TEN YEARS AGO, WHILE backpacking with his brother across Eastern Europe, Matt Maust, the bassist for the bluesy indie-rock group Cold War Kids, visited Budapest’s Memento Park, an outdoor graveyard of stone statues left over from the Soviet era. “We got wine and cheese, and had a picnic on Stalin’s foot,” Maust recalls. “I remember. thinking, ‘We’re Cold War kids.’ Anyone over the age of 20 lived through the Cold War. And I think that name explains what this band is about. We create backdrops where you can insert any kind of motif.”

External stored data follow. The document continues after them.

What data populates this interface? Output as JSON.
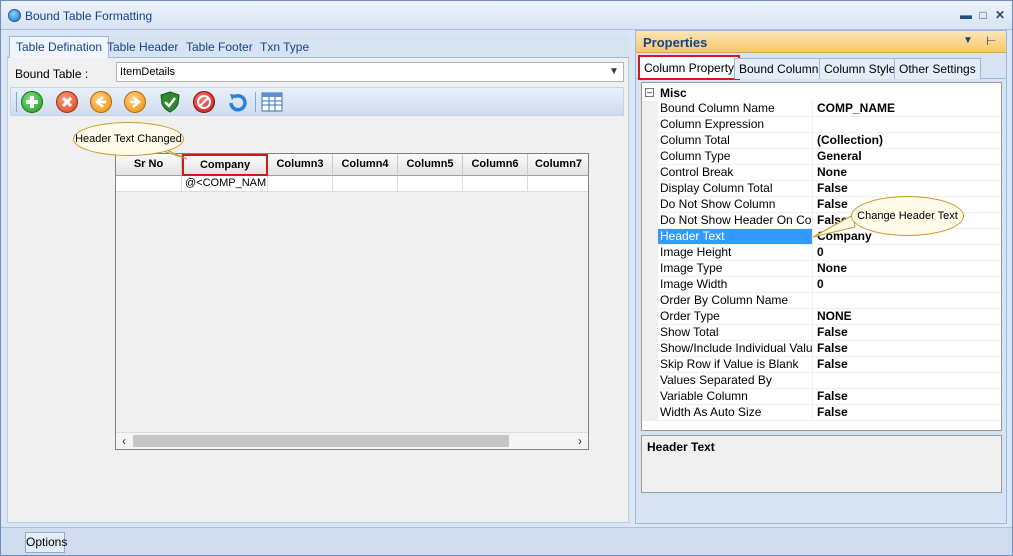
{
  "window": {
    "title": "Bound Table Formatting"
  },
  "left": {
    "tabs": [
      {
        "label": "Table Defination"
      },
      {
        "label": "Table Header"
      },
      {
        "label": "Table Footer"
      },
      {
        "label": "Txn Type"
      }
    ],
    "bound_table_label": "Bound Table :",
    "bound_table_value": "ItemDetails",
    "toolbar_icons": [
      "add-icon",
      "delete-icon",
      "move-left-icon",
      "move-right-icon",
      "validate-shield-icon",
      "stop-icon",
      "refresh-icon",
      "grid-layout-icon"
    ],
    "grid": {
      "columns": [
        "Sr No",
        "Company",
        "Column3",
        "Column4",
        "Column5",
        "Column6",
        "Column7"
      ],
      "row": [
        "",
        "@<COMP_NAM",
        "",
        "",
        "",
        "",
        ""
      ]
    },
    "callout": "Header Text Changed"
  },
  "right": {
    "title": "Properties",
    "tabs": [
      {
        "label": "Column Property"
      },
      {
        "label": "Bound Columns"
      },
      {
        "label": "Column Style"
      },
      {
        "label": "Other Settings"
      }
    ],
    "category": "Misc",
    "properties": [
      {
        "name": "Bound Column Name",
        "value": "COMP_NAME"
      },
      {
        "name": "Column Expression",
        "value": ""
      },
      {
        "name": "Column Total",
        "value": "(Collection)"
      },
      {
        "name": "Column Type",
        "value": "General"
      },
      {
        "name": "Control Break",
        "value": "None"
      },
      {
        "name": "Display Column Total",
        "value": "False"
      },
      {
        "name": "Do Not Show Column",
        "value": "False"
      },
      {
        "name": "Do Not Show Header On Contro",
        "value": "False"
      },
      {
        "name": "Header Text",
        "value": "Company"
      },
      {
        "name": "Image Height",
        "value": "0"
      },
      {
        "name": "Image Type",
        "value": "None"
      },
      {
        "name": "Image Width",
        "value": "0"
      },
      {
        "name": "Order By Column Name",
        "value": ""
      },
      {
        "name": "Order Type",
        "value": "NONE"
      },
      {
        "name": "Show Total",
        "value": "False"
      },
      {
        "name": "Show/Include Individual Values",
        "value": "False"
      },
      {
        "name": "Skip Row if Value is Blank",
        "value": "False"
      },
      {
        "name": "Values Separated By",
        "value": ""
      },
      {
        "name": "Variable Column",
        "value": "False"
      },
      {
        "name": "Width As Auto Size",
        "value": "False"
      }
    ],
    "description_title": "Header Text",
    "callout": "Change Header Text"
  },
  "statusbar": {
    "options_label": "Options"
  }
}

When Cold War Kids formed in 2004, their lifestyle certainly mimicked the squalor of life behind the Iron Curtain. The foursome — Maust, singer Nathan Willett, guitarist Jonnie Russell and drummer Matt Aveiro — lived together in a dilapidated house in the Los Angeles suburb of Whittier. They worked for an LA. clothing store, Ever, which didn’t make them rich but supplied them with free clothes. “Our band has always operated with a communal mentality,” says Willett. “We always had to look out for each other. We split the rent. And then we all went from being absolutely nothing to becoming a very successful band.”

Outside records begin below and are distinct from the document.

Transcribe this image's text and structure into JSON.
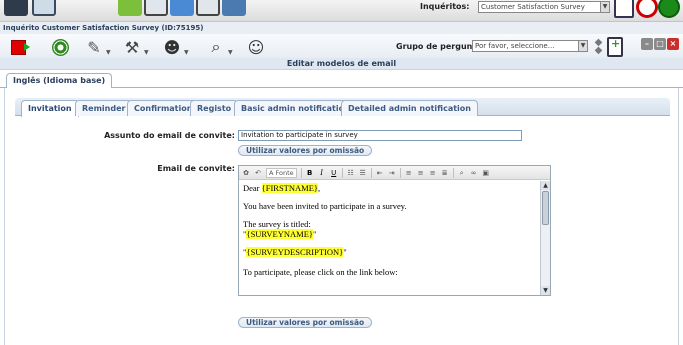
{
  "header": {
    "top_label": "Inquéritos:",
    "top_select_value": "Customer Satisfaction Survey",
    "survey_title": "Inquérito Customer Satisfaction Survey (ID:75195)",
    "question_group_label": "Grupo de perguntas:",
    "question_group_placeholder": "Por favor, seleccione..."
  },
  "panel": {
    "title": "Editar modelos de email"
  },
  "language_tab": {
    "label": "Inglês (Idioma base)"
  },
  "template_tabs": [
    {
      "label": "Invitation",
      "active": true
    },
    {
      "label": "Reminder",
      "active": false
    },
    {
      "label": "Confirmation",
      "active": false
    },
    {
      "label": "Registo",
      "active": false
    },
    {
      "label": "Basic admin notification",
      "active": false
    },
    {
      "label": "Detailed admin notification",
      "active": false
    }
  ],
  "form": {
    "subject_label": "Assunto do email de convite:",
    "subject_value": "Invitation to participate in survey",
    "reset_label": "Utilizar valores por omissão",
    "body_label": "Email de convite:",
    "body_reset_label": "Utilizar valores por omissão"
  },
  "editor": {
    "font_label": "Fonte",
    "lines": {
      "greeting_prefix": "Dear ",
      "firstname": "{FIRSTNAME}",
      "greeting_suffix": ",",
      "invited": "You have been invited to participate in a survey.",
      "titled": "The survey is titled:",
      "quote_open": "\"",
      "surveyname": "{SURVEYNAME}",
      "quote_close": "\"",
      "quote_open2": "\"",
      "surveydesc": "{SURVEYDESCRIPTION}",
      "quote_close2": "\"",
      "participate": "To participate, please click on the link below:"
    }
  },
  "colors": {
    "accent": "#2b3f5c",
    "tab_text": "#3d5a80",
    "highlight": "#ffff33",
    "close_red": "#c9302c"
  }
}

Success did hit the Kids quickly. When they released a few EPs in 2005, the blogosphere went nuts. A parade of labels called, but Cold War Kids opted to sign with the indie Downtown Records (home to Gnarls Barkley and Art Brut), which released their excellent debut, Robbers & Cowards, in 2006. Over Stones-style riffs and coarse garage-rock beats, Willett told riveting stories about rapists, drunks, men who stole money from church collection plates, criminals on the lam and fogies waiting to meet their maker. “People always told us, ‘You guys are so dark,'” says Willett. “But 1 don’t think we ever really thought that. Dark means a million things.”
On their new record, Loyalty to Loyalty (out in September), the Kids get even darker. The album is full of bluesy dirges, and its rough-hewn guitar play and skeletal simplicity recall Tom Waits’ Swordfishtrumbones. Says Maust, “These songs breathe a lot more.” Meanwhile, Willett’s tales have grown even more sorrowful. There’s a woman who contemplates suicide by throwing herself off a bridge (“Golden Gate Jumpers”), a girl obsessed with her violent, tattooed boyfriend (“Every Man I Fall For”) and cutthroat under-lings who are conflicted about the de-sire to move up the corporate ladder (“Welcome to the Occupation”). Willett says his biggest inspirations came from the philosophies of two radically different thinkers: The Fountainhead author Ayn Rand and her theories of individualism, and California-born idealist Josiah Royce, who taught at Harvard and Berkeley in the late 19th century. The latter expounded on the necessity for humans to remain loyal to one another.
“Royce had this idea that the most beneficial thing you can do when you’re living in a tribe or a city or a civilization is to stay loyal to the people around you,” says Willett. “In a way, he had a socialist perspective. And it’s a very interesting time to think about how our country has fought against socialist things like universal health care for so long. The group needs to pay attention to itself.”
As they prepare for a four-month headlining tour, Cold War Kids have been taking it easy. They’ve spent their last few days off lounging at Willett’s mother’s pool in Los Angeles. Meanwhile, Willett went on eBay and scored a real find: a vintage Fender Starcaster guitar, the same model played by Radiohead’s Jonny Greenwood. “I’m a pretty frugal person,” says Willett. “But I decided to spring for it. I’m totally thrilled about it. I love vintage gear. It was really expensive, but nowadays we’re fortunate to have a little income going.”